Retains specified non-empty values within a SparseTensor.

For example, if sp_input has shape [4, 5] and 4 non-empty string values:

[0, 1]: a
[0, 3]: b
[2, 0]: c
[3, 1]: d

and to_retain = [True, False, False, True], then the output will be a SparseTensor of shape [4, 5] with 2 non-empty values:

[0, 1]: a
[3, 1]: d
Args:
  • sp_input: The input SparseTensor with N non-empty elements.
  • to_retain: A bool vector of length N with M true values.
Returns:

A SparseTensor with the same shape as the input and M non-empty elements corresponding to the true positions in to_retain.

Raises:
  • TypeError: If sp_input is not a SparseTensor.

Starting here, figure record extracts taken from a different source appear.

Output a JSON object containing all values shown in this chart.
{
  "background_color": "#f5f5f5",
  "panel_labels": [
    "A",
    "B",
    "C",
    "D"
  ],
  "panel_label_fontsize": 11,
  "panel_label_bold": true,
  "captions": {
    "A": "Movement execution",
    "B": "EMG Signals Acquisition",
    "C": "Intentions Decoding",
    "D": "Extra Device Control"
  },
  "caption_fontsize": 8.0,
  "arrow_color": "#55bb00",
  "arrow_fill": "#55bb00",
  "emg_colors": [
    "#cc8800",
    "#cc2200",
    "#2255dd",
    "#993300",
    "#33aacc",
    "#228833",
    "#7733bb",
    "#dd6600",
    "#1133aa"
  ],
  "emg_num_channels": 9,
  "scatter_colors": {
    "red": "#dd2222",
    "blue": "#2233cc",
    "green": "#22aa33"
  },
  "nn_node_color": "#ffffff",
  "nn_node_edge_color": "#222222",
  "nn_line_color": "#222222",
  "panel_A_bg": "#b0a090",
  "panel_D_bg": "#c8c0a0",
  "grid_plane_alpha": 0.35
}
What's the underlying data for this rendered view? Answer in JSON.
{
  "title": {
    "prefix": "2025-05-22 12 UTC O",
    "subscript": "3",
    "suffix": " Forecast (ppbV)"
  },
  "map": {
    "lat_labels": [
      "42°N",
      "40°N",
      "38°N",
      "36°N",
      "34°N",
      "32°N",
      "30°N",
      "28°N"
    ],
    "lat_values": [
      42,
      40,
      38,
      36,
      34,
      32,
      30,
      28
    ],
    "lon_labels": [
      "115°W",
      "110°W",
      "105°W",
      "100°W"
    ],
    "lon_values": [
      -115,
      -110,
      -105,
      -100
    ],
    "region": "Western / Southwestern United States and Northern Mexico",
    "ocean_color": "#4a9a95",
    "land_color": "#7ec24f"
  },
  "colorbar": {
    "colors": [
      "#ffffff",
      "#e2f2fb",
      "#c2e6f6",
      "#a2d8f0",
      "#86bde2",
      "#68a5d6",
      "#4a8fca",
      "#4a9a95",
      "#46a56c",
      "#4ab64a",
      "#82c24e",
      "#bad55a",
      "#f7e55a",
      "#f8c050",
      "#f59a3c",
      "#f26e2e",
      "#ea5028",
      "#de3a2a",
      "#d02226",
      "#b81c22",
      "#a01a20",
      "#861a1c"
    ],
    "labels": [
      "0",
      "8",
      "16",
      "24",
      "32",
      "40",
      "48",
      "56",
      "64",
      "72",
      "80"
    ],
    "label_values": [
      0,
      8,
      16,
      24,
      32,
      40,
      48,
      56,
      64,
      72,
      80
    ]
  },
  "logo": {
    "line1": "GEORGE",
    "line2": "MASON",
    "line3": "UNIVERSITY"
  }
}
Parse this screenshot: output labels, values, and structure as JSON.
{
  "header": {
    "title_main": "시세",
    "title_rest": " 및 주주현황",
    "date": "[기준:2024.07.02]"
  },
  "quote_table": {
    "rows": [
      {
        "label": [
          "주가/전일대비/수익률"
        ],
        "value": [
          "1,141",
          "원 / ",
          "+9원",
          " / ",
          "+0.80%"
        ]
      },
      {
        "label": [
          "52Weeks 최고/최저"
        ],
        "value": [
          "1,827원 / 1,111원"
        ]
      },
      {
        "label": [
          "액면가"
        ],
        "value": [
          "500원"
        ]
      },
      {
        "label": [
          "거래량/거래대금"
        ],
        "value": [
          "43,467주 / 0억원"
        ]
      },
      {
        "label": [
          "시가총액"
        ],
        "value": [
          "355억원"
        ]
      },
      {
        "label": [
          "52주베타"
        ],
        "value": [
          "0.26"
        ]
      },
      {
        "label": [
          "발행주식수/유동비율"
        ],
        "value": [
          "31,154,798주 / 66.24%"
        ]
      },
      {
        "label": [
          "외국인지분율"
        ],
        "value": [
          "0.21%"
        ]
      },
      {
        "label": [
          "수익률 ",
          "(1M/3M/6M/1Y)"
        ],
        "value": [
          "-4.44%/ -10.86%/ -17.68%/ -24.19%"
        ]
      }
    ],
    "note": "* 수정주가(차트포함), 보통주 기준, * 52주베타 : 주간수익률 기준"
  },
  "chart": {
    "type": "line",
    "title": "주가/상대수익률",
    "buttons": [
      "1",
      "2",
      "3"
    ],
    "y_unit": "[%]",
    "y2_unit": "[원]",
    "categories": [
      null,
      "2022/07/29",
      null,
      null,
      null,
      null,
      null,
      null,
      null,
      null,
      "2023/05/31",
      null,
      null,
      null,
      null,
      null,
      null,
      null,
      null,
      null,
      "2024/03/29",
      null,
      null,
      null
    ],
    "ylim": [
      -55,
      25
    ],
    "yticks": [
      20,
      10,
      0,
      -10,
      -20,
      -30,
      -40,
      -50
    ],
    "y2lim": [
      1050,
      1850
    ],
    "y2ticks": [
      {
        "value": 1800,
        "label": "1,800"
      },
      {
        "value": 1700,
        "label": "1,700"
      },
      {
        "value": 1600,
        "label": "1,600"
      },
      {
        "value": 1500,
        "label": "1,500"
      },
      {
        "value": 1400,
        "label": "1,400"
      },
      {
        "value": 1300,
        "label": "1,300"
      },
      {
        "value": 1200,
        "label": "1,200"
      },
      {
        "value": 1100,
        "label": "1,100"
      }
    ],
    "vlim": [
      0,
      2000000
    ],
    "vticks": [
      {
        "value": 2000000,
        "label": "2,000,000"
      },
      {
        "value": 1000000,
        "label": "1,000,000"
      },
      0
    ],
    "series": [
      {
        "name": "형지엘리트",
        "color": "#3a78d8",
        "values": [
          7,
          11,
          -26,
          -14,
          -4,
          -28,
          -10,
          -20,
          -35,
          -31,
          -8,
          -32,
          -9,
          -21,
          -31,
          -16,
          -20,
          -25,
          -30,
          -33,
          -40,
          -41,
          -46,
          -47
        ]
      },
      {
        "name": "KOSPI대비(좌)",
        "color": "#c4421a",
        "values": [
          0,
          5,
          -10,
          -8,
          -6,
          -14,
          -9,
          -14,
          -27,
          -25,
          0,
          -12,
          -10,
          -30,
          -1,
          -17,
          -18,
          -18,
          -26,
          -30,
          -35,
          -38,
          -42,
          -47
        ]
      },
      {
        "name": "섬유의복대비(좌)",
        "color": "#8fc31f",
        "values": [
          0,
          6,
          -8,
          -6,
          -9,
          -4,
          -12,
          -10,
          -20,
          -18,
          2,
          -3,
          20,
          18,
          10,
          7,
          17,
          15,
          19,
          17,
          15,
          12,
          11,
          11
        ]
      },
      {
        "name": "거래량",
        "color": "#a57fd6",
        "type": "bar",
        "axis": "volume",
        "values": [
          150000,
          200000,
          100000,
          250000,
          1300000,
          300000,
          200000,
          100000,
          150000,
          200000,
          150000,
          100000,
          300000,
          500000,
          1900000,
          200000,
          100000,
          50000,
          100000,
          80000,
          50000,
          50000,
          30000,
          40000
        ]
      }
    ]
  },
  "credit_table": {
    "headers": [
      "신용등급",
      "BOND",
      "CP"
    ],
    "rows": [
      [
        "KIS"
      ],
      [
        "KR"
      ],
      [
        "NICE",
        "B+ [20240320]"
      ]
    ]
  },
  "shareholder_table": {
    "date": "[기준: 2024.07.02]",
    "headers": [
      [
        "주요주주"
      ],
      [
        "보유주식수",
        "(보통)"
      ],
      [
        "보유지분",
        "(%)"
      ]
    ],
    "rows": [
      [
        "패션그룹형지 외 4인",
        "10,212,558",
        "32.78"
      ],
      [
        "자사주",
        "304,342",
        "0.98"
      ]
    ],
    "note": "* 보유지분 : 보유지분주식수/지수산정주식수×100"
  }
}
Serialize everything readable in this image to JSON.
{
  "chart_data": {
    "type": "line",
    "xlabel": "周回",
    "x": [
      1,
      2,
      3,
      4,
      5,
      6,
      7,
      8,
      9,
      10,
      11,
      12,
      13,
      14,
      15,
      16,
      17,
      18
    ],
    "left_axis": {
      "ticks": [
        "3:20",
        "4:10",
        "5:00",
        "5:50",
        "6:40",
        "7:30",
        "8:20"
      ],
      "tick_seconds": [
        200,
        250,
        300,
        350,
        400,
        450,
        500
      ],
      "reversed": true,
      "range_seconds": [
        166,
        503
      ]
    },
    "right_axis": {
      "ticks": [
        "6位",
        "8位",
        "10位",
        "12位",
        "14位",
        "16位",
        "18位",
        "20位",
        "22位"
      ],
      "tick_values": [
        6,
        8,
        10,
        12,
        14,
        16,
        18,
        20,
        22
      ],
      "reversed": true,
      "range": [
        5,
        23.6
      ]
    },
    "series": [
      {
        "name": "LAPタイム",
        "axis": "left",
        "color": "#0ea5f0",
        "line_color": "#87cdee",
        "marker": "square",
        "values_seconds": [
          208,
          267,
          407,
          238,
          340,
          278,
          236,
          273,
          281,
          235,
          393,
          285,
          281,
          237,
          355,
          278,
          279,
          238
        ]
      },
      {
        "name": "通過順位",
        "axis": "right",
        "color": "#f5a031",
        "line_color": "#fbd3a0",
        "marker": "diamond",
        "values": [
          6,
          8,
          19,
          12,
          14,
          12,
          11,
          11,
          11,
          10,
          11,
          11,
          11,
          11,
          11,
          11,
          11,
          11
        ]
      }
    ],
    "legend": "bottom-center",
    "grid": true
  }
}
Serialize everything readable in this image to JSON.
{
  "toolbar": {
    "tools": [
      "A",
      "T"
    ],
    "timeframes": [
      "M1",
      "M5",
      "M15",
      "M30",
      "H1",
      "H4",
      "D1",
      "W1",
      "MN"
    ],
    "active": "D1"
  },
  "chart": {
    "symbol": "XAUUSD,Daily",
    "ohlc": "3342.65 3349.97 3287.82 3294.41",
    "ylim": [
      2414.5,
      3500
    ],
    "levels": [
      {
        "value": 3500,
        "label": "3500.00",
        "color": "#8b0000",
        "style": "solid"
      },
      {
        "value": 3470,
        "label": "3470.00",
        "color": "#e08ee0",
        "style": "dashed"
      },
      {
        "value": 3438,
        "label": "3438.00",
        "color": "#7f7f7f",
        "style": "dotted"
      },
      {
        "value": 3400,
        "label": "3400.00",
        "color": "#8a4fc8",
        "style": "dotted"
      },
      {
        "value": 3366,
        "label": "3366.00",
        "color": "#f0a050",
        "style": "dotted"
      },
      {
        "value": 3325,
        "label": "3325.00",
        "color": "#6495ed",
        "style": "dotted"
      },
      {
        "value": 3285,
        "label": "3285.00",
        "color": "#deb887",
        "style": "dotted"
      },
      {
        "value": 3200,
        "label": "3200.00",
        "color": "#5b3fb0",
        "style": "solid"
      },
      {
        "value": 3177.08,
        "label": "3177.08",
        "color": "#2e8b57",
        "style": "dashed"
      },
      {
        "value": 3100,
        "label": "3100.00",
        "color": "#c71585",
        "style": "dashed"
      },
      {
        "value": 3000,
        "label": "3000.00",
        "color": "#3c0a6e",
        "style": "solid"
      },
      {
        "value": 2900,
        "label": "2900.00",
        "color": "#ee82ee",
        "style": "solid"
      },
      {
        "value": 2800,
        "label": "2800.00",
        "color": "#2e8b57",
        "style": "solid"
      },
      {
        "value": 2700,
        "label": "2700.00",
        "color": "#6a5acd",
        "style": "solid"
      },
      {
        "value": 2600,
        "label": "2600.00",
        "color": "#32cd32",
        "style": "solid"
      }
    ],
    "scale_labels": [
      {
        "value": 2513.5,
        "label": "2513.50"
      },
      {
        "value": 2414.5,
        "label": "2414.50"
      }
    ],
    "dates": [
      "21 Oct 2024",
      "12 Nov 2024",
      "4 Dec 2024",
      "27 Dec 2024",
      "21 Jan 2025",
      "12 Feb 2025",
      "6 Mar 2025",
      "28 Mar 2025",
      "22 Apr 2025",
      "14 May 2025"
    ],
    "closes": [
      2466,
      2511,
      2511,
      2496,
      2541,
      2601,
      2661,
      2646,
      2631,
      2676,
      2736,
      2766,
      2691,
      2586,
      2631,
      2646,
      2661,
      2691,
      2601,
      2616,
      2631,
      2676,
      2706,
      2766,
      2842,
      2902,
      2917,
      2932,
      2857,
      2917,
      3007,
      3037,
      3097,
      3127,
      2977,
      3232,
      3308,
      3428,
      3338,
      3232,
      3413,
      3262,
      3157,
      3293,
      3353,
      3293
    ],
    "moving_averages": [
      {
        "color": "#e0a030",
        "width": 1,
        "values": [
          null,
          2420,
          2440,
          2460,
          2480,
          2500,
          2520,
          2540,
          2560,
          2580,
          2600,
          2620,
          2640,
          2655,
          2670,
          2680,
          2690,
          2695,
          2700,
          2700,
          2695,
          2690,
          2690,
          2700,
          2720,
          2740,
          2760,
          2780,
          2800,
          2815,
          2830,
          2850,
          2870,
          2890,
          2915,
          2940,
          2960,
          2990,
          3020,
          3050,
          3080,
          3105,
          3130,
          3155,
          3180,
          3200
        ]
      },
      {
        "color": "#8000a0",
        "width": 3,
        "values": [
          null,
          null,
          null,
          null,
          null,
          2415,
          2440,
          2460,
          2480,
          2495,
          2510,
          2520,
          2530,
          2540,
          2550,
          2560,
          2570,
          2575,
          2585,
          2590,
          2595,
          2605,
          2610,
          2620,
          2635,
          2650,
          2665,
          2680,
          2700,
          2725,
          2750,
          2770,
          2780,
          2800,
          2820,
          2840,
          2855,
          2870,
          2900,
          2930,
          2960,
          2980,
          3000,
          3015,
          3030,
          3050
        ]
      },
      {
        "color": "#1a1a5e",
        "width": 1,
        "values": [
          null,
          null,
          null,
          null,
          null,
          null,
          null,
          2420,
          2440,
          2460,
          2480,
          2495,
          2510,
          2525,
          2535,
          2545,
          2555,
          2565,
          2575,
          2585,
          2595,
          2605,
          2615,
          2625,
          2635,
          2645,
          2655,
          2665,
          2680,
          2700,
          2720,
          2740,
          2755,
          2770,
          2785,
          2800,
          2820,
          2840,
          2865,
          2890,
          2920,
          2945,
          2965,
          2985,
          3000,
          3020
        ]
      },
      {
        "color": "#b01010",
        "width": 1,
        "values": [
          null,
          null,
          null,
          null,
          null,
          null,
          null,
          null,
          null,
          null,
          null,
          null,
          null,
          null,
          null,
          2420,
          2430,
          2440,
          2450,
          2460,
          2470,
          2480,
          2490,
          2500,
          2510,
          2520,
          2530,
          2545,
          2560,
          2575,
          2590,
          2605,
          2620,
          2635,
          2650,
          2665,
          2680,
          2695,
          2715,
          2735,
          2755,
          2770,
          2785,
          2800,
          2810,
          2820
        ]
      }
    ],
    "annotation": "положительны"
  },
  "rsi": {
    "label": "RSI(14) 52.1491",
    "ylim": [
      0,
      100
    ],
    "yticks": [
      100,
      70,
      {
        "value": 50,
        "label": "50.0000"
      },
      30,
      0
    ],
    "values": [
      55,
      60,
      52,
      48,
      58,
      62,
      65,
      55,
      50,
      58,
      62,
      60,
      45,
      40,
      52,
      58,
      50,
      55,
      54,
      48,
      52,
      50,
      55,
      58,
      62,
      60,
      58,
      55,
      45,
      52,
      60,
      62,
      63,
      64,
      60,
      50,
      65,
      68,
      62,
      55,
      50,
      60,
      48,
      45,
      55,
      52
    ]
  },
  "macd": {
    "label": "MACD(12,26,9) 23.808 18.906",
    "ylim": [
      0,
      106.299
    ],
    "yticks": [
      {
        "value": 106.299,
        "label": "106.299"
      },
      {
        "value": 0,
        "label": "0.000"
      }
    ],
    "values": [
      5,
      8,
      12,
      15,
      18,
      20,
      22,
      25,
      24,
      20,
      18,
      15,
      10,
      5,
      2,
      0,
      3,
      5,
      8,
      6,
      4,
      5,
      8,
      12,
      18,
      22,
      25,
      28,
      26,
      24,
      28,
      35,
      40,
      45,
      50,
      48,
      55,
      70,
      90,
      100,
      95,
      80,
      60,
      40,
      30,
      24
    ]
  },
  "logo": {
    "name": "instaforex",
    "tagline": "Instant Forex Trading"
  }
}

tf.sparse_fill_empty_rows(sp_input, default_value, name=None)

Fills empty rows in the input 2-D SparseTensor with a default value.

This op adds entries with the specified default_value at index [row, 0] for any row in the input that does not already have a value.

For example, suppose sp_input has shape [5, 6] and non-empty values:

[0, 1]: a
[0, 3]: b
[2, 0]: c
[3, 1]: d

Rows 1 and 4 are empty, so the output will be of shape [5, 6] with values:

[0, 1]: a
[0, 3]: b
[1, 0]: default_value
[2, 0]: c
[3, 1]: d
[4, 0]: default_value

Note that the input may have empty columns at the end, with no effect on this op.

The output SparseTensor will be in row-major order and will have the same shape as the input.

This op also returns an indicator vector such that

empty_row_indicator[i] = True iff row i was an empty row.
Args:
  • sp_input: A SparseTensor with shape [N, M].
  • default_value: The value to fill for empty rows, with the same type as sp_input.
  • name: A name prefix for the returned tensors (optional)
Returns:
  • sp_ordered_output: A SparseTensor with shape [N, M], and with all empty rows filled in with default_value.
  • empty_row_indicator: A bool vector of length N indicating whether each input row was empty.
Raises:
  • TypeError: If sp_input is not a SparseTensor.